Born in Colombia and based in various locations, Oscar Murillo (b. 1986) is known for an inventive and itinerant practice that encompasses paintings, works on paper, sculptures, installations, actions, live events, collaborative projects, and videos. Taken as a whole, his body of work demonstrates a sustained emphasis on the notion of cultural exchange and the multiple ways in which ideas, languages, and even everyday items are displaced, circulated, and increasingly intermingled. Murillo’s work conveys a nuanced understanding of the specific conditions of globalisation and its attendant state of flux, while maintaining the universality of human experience.

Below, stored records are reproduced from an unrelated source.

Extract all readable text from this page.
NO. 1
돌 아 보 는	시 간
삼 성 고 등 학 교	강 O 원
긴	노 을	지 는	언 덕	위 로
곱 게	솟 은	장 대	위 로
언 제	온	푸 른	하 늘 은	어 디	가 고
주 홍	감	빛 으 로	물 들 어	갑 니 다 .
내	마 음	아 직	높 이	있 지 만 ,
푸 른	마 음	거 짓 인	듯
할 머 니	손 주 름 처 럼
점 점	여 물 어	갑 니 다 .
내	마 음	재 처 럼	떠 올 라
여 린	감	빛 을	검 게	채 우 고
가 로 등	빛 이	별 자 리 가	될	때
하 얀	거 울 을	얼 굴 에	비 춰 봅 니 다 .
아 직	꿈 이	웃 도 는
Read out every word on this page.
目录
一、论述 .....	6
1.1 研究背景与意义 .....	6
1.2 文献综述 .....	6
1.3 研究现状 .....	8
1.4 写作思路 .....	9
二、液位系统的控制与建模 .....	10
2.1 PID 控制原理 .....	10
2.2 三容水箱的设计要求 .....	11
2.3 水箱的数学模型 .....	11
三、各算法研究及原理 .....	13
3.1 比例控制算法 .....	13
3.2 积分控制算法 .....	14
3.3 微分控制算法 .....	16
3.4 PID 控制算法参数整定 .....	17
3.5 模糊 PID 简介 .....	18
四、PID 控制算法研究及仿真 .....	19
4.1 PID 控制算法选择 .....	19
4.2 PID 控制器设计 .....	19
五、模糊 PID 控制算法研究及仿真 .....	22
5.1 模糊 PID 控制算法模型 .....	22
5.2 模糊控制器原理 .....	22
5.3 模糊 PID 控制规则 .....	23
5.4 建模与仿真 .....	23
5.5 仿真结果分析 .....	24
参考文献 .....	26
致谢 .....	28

Murillo earned his BFA in 2007 from the University of Westminster, London, followed by his MFA in 2012 from the Royal College of Art, London. Murillo’s works and projects have been the subject of one- and two-person exhibitions at prominent institutions worldwide, most recently at the Aspen Art Museum (2019–2020); Kunstverein in Hamburg (2019–2020); Kettle’s Yard at the University of Cambridge, England (2019); The Shed, New York (2019); chi K11 art museum, Shanghai (2019); Haus der Kunst, Munich (2017); CAPC musée d’art contemporain de Bordeaux (2017); and Jeu de Paume, Paris (2017). As the winner of the Turner Prize 2019, awarded for the first time in its history to a collective of all four nominees, Murillo presented his work at Turner Contemporary in Margate, England (2019–2020). Murillo’s work was also featured in the 2018 Berlin Biennale, We don’t need another hero.
Murillo has been represented by David Zwirner since 2013. This is his sixth solo exhibition with the gallery.